Cuando llegaron al periférico, Marcelino no entró a Mérida, sino que se desvió hacia el poniente. Llegaron a una de esas cantinas nocturnas que se encuentran en todas las periferias de las ciudades de provincia. Trago y mujeres, para que mañana duermas hasta tarde, que al fin te lo has ganado, dijo Marcelino. Timoteo sonrió mostrando los dientes. No salieron del bar sino hasta pasadas las dos de la madrugada. Timoteo había tomado mucho, mientras que Marcelino prefirió entretenerse con una de las bailarinas que le hizo un téibol dans. Sólo cuando, al calor de la borrachera, el albañil sacó a bailar a una de las muchachas, Marcelino se fijó en que Timoteo bailaba igualito que él. Por un momento le pareció que se estaba mirando a sí mismo. Este hijo de la chingada es mi doble, pensó, mientras una extraña idea se le colaba por entre las rendijas de la mente.
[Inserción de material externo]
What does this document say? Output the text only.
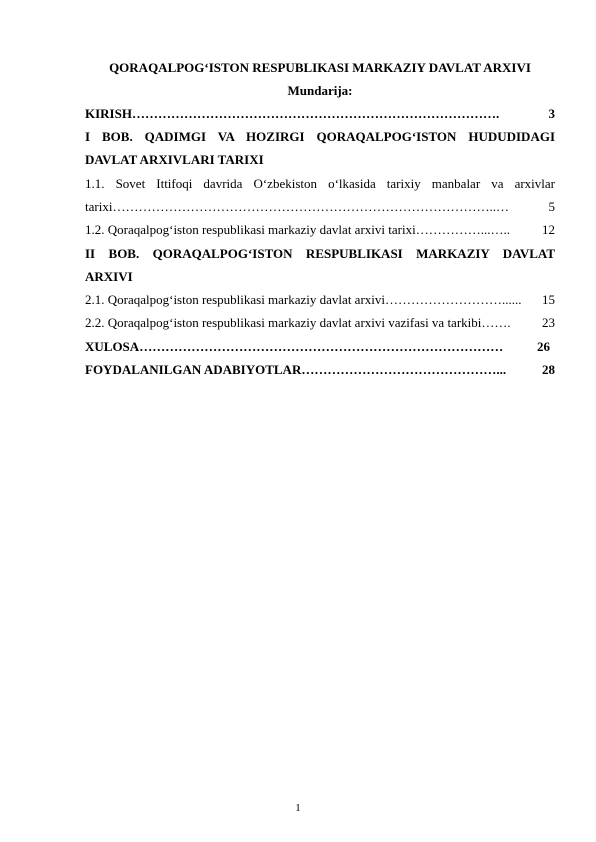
QORAQALPOG‘ISTON RESPUBLIKASI MARKAZIY DAVLAT ARXIVI
Mundarija:
KIRISH ………………………………………………………………………….	3
I BOB. QADIMGI VA HOZIRGI QORAQALPOG‘ISTON HUDUDIDAGI
DAVLAT ARXIVLARI TARIXI
1.1. Sovet Ittifoqi davrida O‘zbekiston o‘lkasida tarixiy manbalar va arxivlar
tarixi ……………………………………………………………………………..…	5
1.2. Qoraqalpog‘iston respublikasi markaziy davlat arxivi tarixi ……………...…..	12
II BOB. QORAQALPOG‘ISTON RESPUBLIKASI MARKAZIY DAVLAT
ARXIVI
2.1. Qoraqalpog‘iston respublikasi markaziy davlat arxivi ………………………......	15
2.2. Qoraqalpog‘iston respublikasi markaziy davlat arxivi vazifasi va tarkibi …….	23
XULOSA …………………………………………………………………………	26
FOYDALANILGAN ADABIYOTLAR ………………………………………...	28
1
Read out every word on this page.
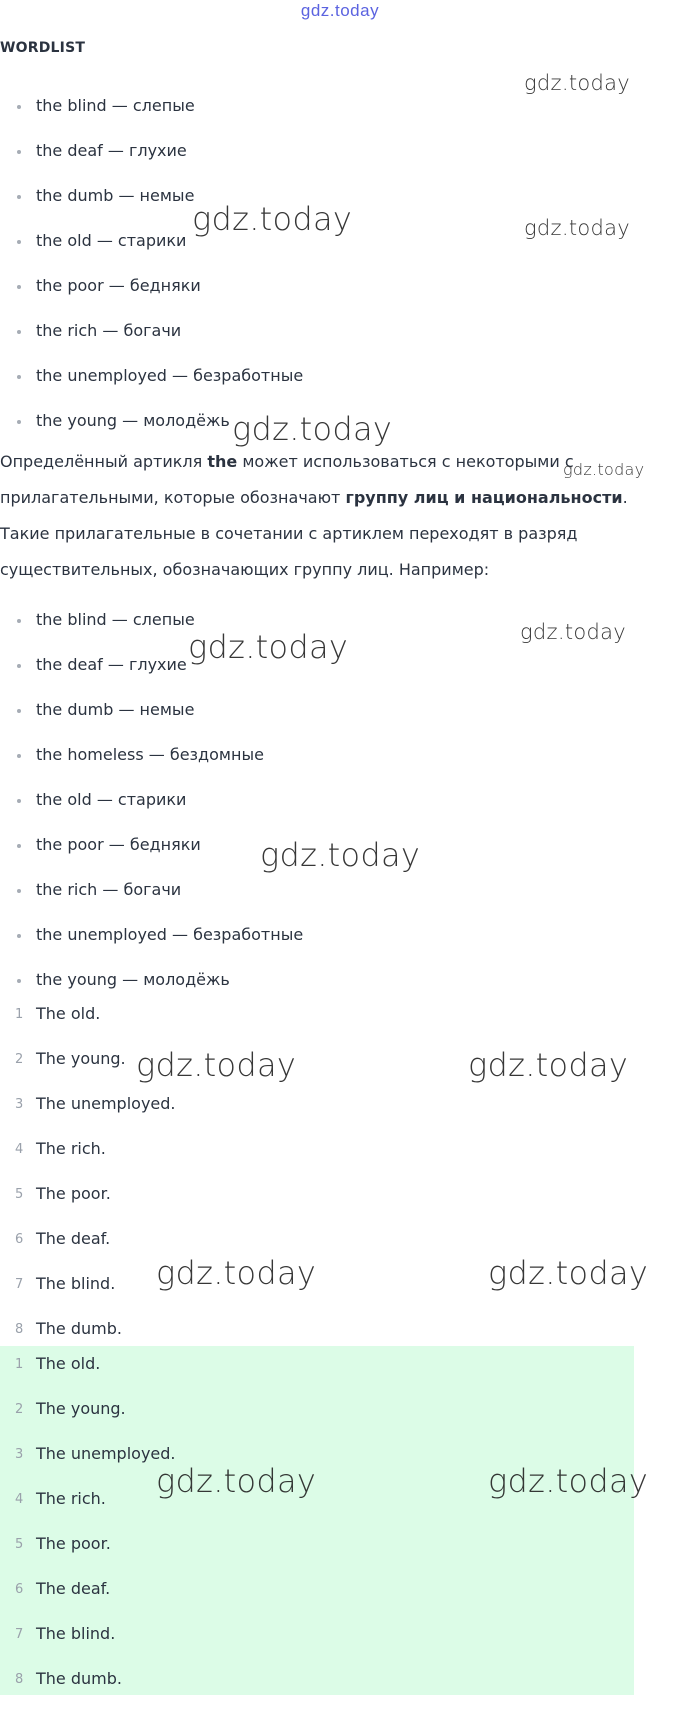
gdz.today
WORDLIST
the blind — слепые
the deaf — глухие
the dumb — немые
the old — старики
the poor — бедняки
the rich — богачи
the unemployed — безработные
the young — молодёжь
Определённый артикля the может использоваться с некоторыми с прилагательными, которые обозначают группу лиц и национальности. Такие прилагательные в сочетании с артиклем переходят в разряд существительных, обозначающих группу лиц. Например:
the blind — слепые
the deaf — глухие
the dumb — немые
the homeless — бездомные
the old — старики
the poor — бедняки
the rich — богачи
the unemployed — безработные
the young — молодёжь
1 The old.
2 The young.
3 The unemployed.
4 The rich.
5 The poor.
6 The deaf.
7 The blind.
8 The dumb.
1 The old.
2 The young.
3 The unemployed.
4 The rich.
5 The poor.
6 The deaf.
7 The blind.
8 The dumb.
gdz.today
gdz.today	gdz.today
gdz.today
gdz.today
gdz.today
gdz.today
gdz.today
gdz.today	gdz.today
gdz.today	gdz.today
gdz.today	gdz.today
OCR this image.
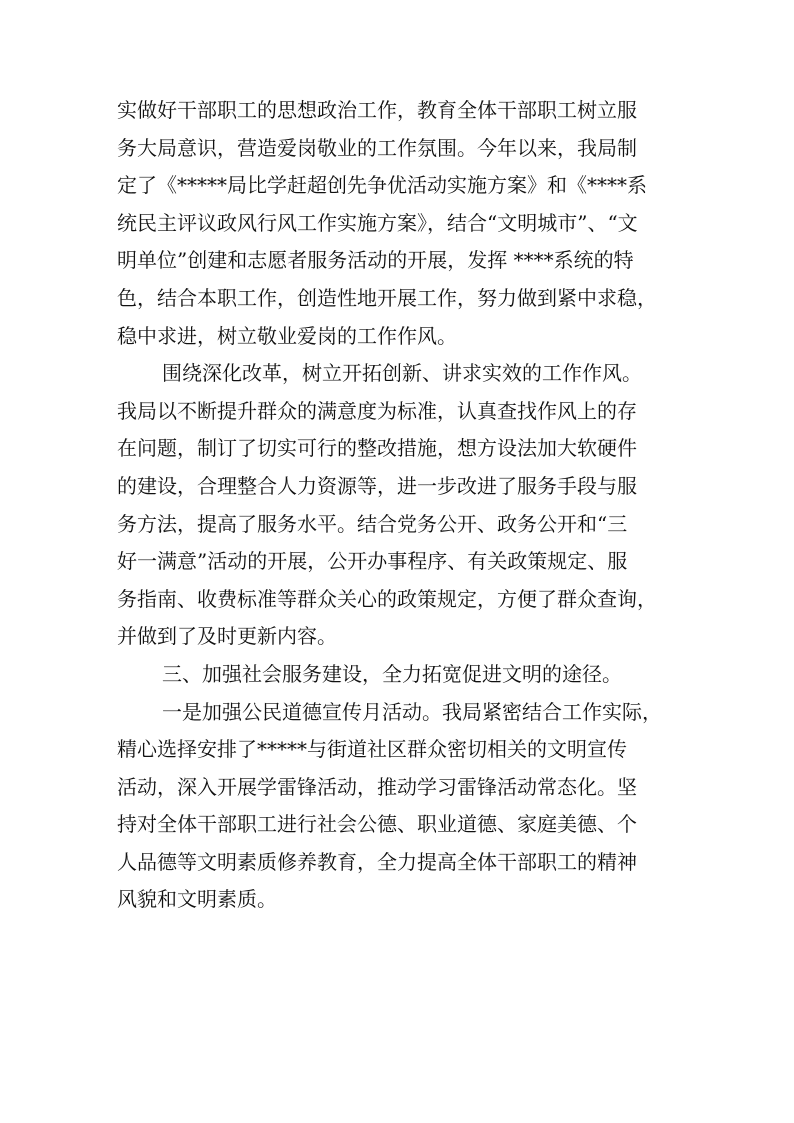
实做好干部职工的思想政治工作，教育全体干部职工树立服
务大局意识，营造爱岗敬业的工作氛围。今年以来，我局制
定了《*****局比学赶超创先争优活动实施方案》和《****系
统民主评议政风行风工作实施方案》，结合“文明城市”、“文
明单位”创建和志愿者服务活动的开展，发挥 ****系统的特
色，结合本职工作，创造性地开展工作，努力做到紧中求稳，
稳中求进，树立敬业爱岗的工作作风。
围绕深化改革，树立开拓创新、讲求实效的工作作风。
我局以不断提升群众的满意度为标准，认真查找作风上的存
在问题，制订了切实可行的整改措施，想方设法加大软硬件
的建设，合理整合人力资源等，进一步改进了服务手段与服
务方法，提高了服务水平。结合党务公开、政务公开和“三
好一满意”活动的开展，公开办事程序、有关政策规定、服
务指南、收费标准等群众关心的政策规定，方便了群众查询，
并做到了及时更新内容。
三、加强社会服务建设，全力拓宽促进文明的途径。
一是加强公民道德宣传月活动。我局紧密结合工作实际，
精心选择安排了*****与街道社区群众密切相关的文明宣传
活动，深入开展学雷锋活动，推动学习雷锋活动常态化。坚
持对全体干部职工进行社会公德、职业道德、家庭美德、个
人品德等文明素质修养教育，全力提高全体干部职工的精神
风貌和文明素质。
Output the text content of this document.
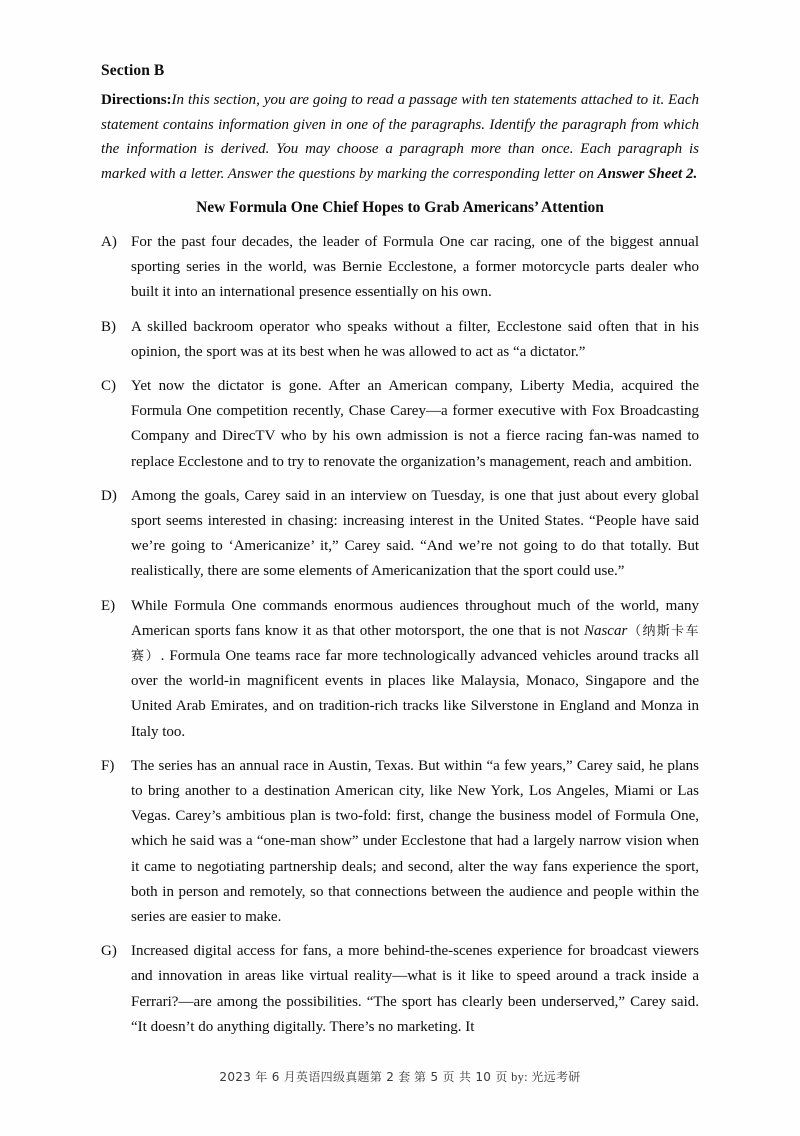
Section B

Directions:In this section, you are going to read a passage with ten statements attached to it. Each statement contains information given in one of the paragraphs. Identify the paragraph from which the information is derived. You may choose a paragraph more than once. Each paragraph is marked with a letter. Answer the questions by marking the corresponding letter on Answer Sheet 2.

New Formula One Chief Hopes to Grab Americans’ Attention
A) For the past four decades, the leader of Formula One car racing, one of the biggest annual sporting series in the world, was Bernie Ecclestone, a former motorcycle parts dealer who built it into an international presence essentially on his own.
B)	A skilled backroom operator who speaks without a filter, Ecclestone said often that in his opinion, the sport was at its best when he was allowed to act as “a dictator.”
C)	Yet now the dictator is gone. After an American company, Liberty Media, acquired the Formula One competition recently, Chase Carey—a former executive with Fox Broadcasting Company and DirecTV who by his own admission is not a fierce racing fan-was named to replace Ecclestone and to try to renovate the organization’s management, reach and ambition.
D) Among the goals, Carey said in an interview on Tuesday, is one that just about every global sport seems interested in chasing: increasing interest in the United States. “People have said we’re going to ‘Americanize’ it,” Carey said. “And we’re not going to do that totally. But realistically, there are some elements of Americanization that the sport could use.”
E)	While Formula One commands enormous audiences throughout much of the world, many American sports fans know it as that other motorsport, the one that is not Nascar（纳斯卡车赛）. Formula One teams race far more technologically advanced vehicles around tracks all over the world-in magnificent events in places like Malaysia, Monaco, Singapore and the United Arab Emirates, and on tradition-rich tracks like Silverstone in England and Monza in Italy too.
F)	The series has an annual race in Austin, Texas. But within “a few years,” Carey said, he plans to bring another to a destination American city, like New York, Los Angeles, Miami or Las Vegas. Carey’s ambitious plan is two-fold: first, change the business model of Formula One, which he said was a “one-man show” under Ecclestone that had a largely narrow vision when it came to negotiating partnership deals; and second, alter the way fans experience the sport, both in person and remotely, so that connections between the audience and people within the series are easier to make.
G) Increased digital access for fans, a more behind-the-scenes experience for broadcast viewers and innovation in areas like virtual reality—what is it like to speed around a track inside a Ferrari?—are among the possibilities. “The sport has clearly been underserved,” Carey said. “It doesn’t do anything digitally. There’s no marketing. It
2023 年 6 月英语四级真题第 2 套 第 5 页 共 10 页 by: 光远考研
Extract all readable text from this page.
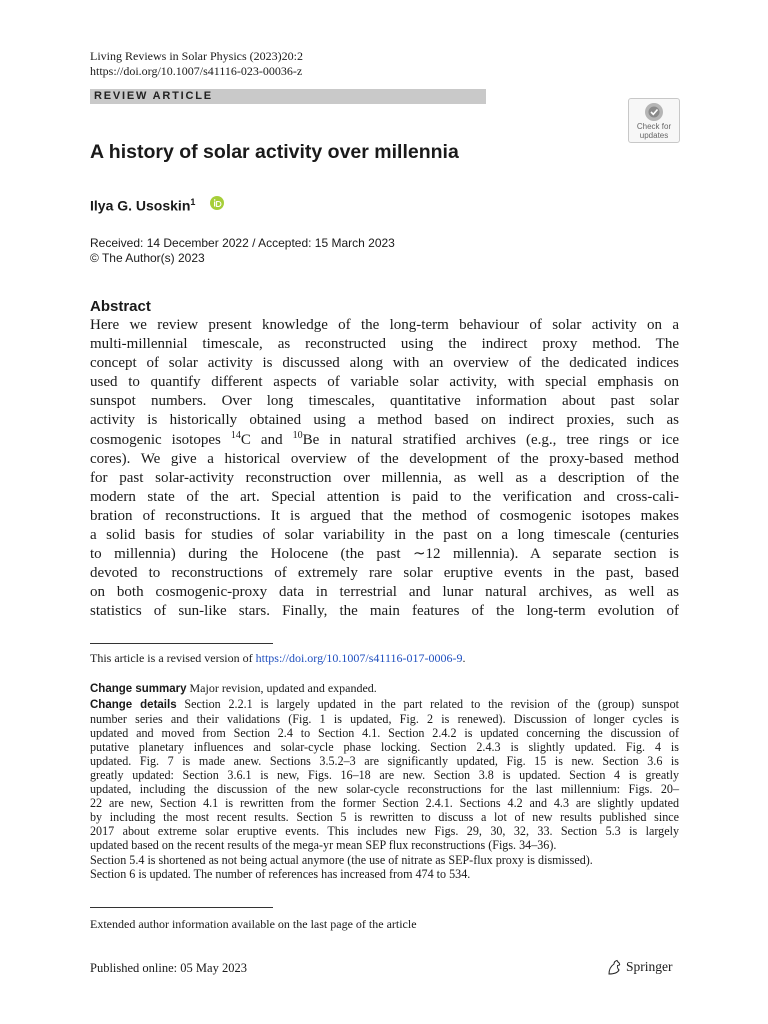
Living Reviews in Solar Physics (2023)20:2
https://doi.org/10.1007/s41116-023-00036-z
REVIEW ARTICLE
Check for
updates
A history of solar activity over millennia
Ilya G. Usoskin$^1$
Received: 14 December 2022 / Accepted: 15 March 2023
© The Author(s) 2023
Abstract
Here we review present knowledge of the long-term behaviour of solar activity on a
multi-millennial timescale, as reconstructed using the indirect proxy method. The
concept of solar activity is discussed along with an overview of the dedicated indices
used to quantify different aspects of variable solar activity, with special emphasis on
sunspot numbers. Over long timescales, quantitative information about past solar
activity is historically obtained using a method based on indirect proxies, such as
cosmogenic isotopes $^{14}$C and $^{10}$Be in natural stratified archives (e.g., tree rings or ice
cores). We give a historical overview of the development of the proxy-based method
for past solar-activity reconstruction over millennia, as well as a description of the
modern state of the art. Special attention is paid to the verification and cross-cali-
bration of reconstructions. It is argued that the method of cosmogenic isotopes makes
a solid basis for studies of solar variability in the past on a long timescale (centuries
to millennia) during the Holocene (the past ∼12 millennia). A separate section is
devoted to reconstructions of extremely rare solar eruptive events in the past, based
on both cosmogenic-proxy data in terrestrial and lunar natural archives, as well as
statistics of sun-like stars. Finally, the main features of the long-term evolution of
This article is a revised version of https://doi.org/10.1007/s41116-017-0006-9.
Change summary Major revision, updated and expanded.
Change details Section 2.2.1 is largely updated in the part related to the revision of the (group) sunspot
number series and their validations (Fig. 1 is updated, Fig. 2 is renewed). Discussion of longer cycles is
updated and moved from Section 2.4 to Section 4.1. Section 2.4.2 is updated concerning the discussion of
putative planetary influences and solar-cycle phase locking. Section 2.4.3 is slightly updated. Fig. 4 is
updated. Fig. 7 is made anew. Sections 3.5.2–3 are significantly updated, Fig. 15 is new. Section 3.6 is
greatly updated: Section 3.6.1 is new, Figs. 16–18 are new. Section 3.8 is updated. Section 4 is greatly
updated, including the discussion of the new solar-cycle reconstructions for the last millennium: Figs. 20–
22 are new, Section 4.1 is rewritten from the former Section 2.4.1. Sections 4.2 and 4.3 are slightly updated
by including the most recent results. Section 5 is rewritten to discuss a lot of new results published since
2017 about extreme solar eruptive events. This includes new Figs. 29, 30, 32, 33. Section 5.3 is largely
updated based on the recent results of the mega-yr mean SEP flux reconstructions (Figs. 34–36).
Section 5.4 is shortened as not being actual anymore (the use of nitrate as SEP-flux proxy is dismissed).
Section 6 is updated. The number of references has increased from 474 to 534.
Extended author information available on the last page of the article
Published online: 05 May 2023	Springer
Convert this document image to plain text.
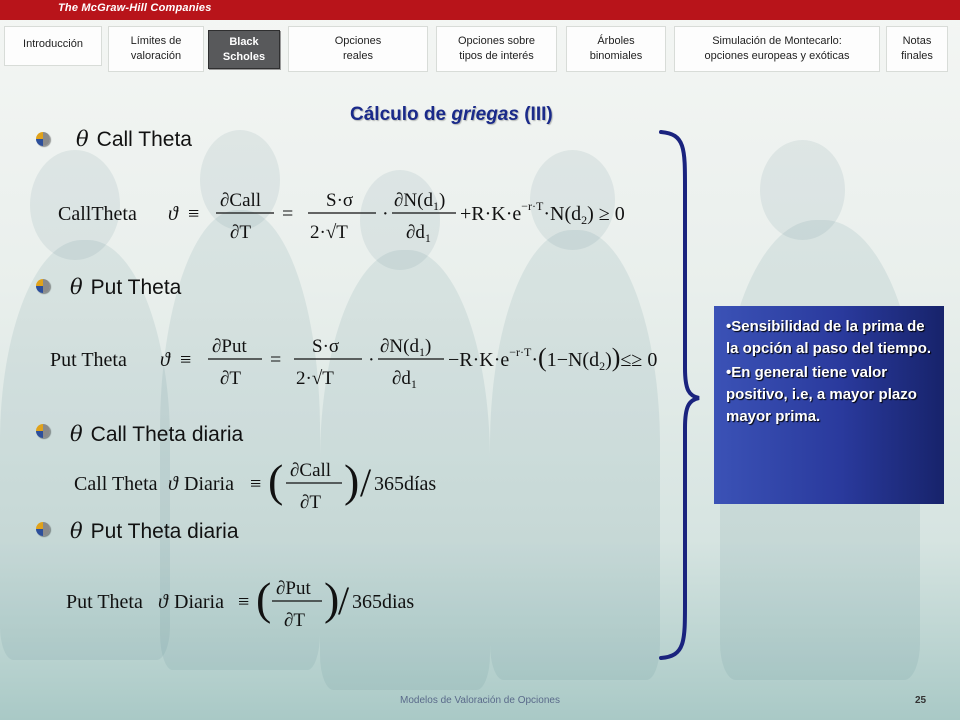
The McGraw-Hill Companies
Introducción	Límites de
valoración
Black
Scholes
Opciones
reales
Opciones sobre
tipos de interés
Árboles
binomiales
Simulación de Montecarlo:
opciones europeas y exóticas
Notas
finales
Cálculo de griegas (III)
θ Call Theta
CallTheta ϑ ≡
∂Call
∂T
=
S·σ
2·√T
·
$\partial N(d_1)$
$\partial d_1$
$+R\cdot K\cdot e^{-r\cdot T}\cdot N(d_2) \ge 0$
θ Put Theta
Put Theta ϑ ≡
∂Put
∂T
=
S·σ
2·√T
·
$\partial N(d_1)$
$\partial d_1$
$-R\cdot K\cdot e^{-r\cdot T}\cdot(1-N(d_2))\le\ge 0$
θ Call Theta diaria
Call Theta ϑ Diaria ≡ ( ∂Call
∂T ) / 365días
θ Put Theta diaria
Put Theta ϑ Diaria ≡ ( ∂Put
∂T )
/ 365dias

•Sensibilidad de la prima de la opción al paso del tiempo.

•En general tiene valor positivo, i.e, a mayor plazo mayor prima.

Modelos de Valoración de Opciones	25
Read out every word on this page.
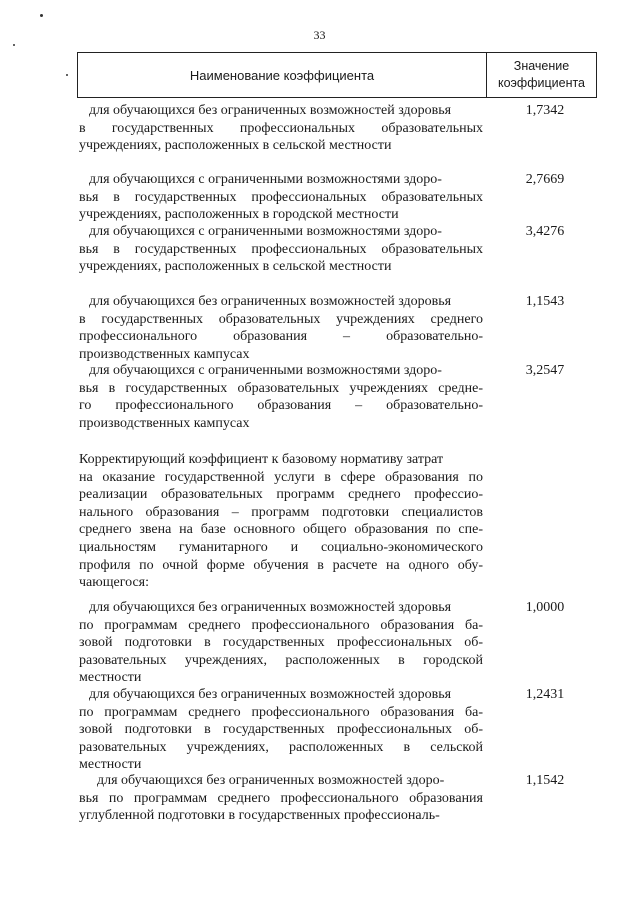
33
Наименование коэффициента
Значение
коэффициента
для обучающихся без ограниченных возможностей здоровья
в государственных профессиональных образовательных
учреждениях, расположенных в сельской местности
1,7342
для обучающихся с ограниченными возможностями здоро-
вья в государственных профессиональных образовательных
учреждениях, расположенных в городской местности
2,7669
для обучающихся с ограниченными возможностями здоро-
вья в государственных профессиональных образовательных
учреждениях, расположенных в сельской местности
3,4276
для обучающихся без ограниченных возможностей здоровья
в государственных образовательных учреждениях среднего
профессионального образования – образовательно-
производственных кампусах
1,1543
для обучающихся с ограниченными возможностями здоро-
вья в государственных образовательных учреждениях средне-
го профессионального образования – образовательно-
производственных кампусах
3,2547
Корректирующий коэффициент к базовому нормативу затрат
на оказание государственной услуги в сфере образования по
реализации образовательных программ среднего профессио-
нального образования – программ подготовки специалистов
среднего звена на базе основного общего образования по спе-
циальностям гуманитарного и социально-экономического
профиля по очной форме обучения в расчете на одного обу-
чающегося:
для обучающихся без ограниченных возможностей здоровья
по программам среднего профессионального образования ба-
зовой подготовки в государственных профессиональных об-
разовательных учреждениях, расположенных в городской
местности
1,0000
для обучающихся без ограниченных возможностей здоровья
по программам среднего профессионального образования ба-
зовой подготовки в государственных профессиональных об-
разовательных учреждениях, расположенных в сельской
местности
1,2431
для обучающихся без ограниченных возможностей здоро-
вья по программам среднего профессионального образования
углубленной подготовки в государственных профессиональ-
1,1542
A la salida del bar, Marcelino ayudó a Timoteo a subirse a la camioneta. ¡Con el otro pie, cabrón, que te vas a caer!, le decía mientras lo empujaba para subirlo, casi cargándolo. Ya arriba los dos, Marcelino condujo hasta el solitario estacionamiento en el que solía dejar su otro coche, a media cuadra de su casa de Mérida. Sería una locura viajar al puerto en estas condiciones, pensó. Abrió el candado y metió la camioneta en el estacionamiento. Estando Timoteo semidormido, y para que descansara mejor, tuvo que cargarlo para pasarlo de la camioneta al asiento trasero del otro coche. Aquí podrá dormir más cómodo. Al cabo que es solo esta noche.

Fue entonces que lo del seguro de vida retumbó en su memoria y tomó forma final en su cabeza. Debía matar a Timoteo, al fin que nadie lo buscaría. Debía desfigurarlo y meterlo en la cajuela. Después Marcelino desaparecería y, sólo pasados varios meses, después que el cadáver fuera encontrado y el seguro cobrado, llamaría por teléfono a Aurora para contarle la verdad de las cosas.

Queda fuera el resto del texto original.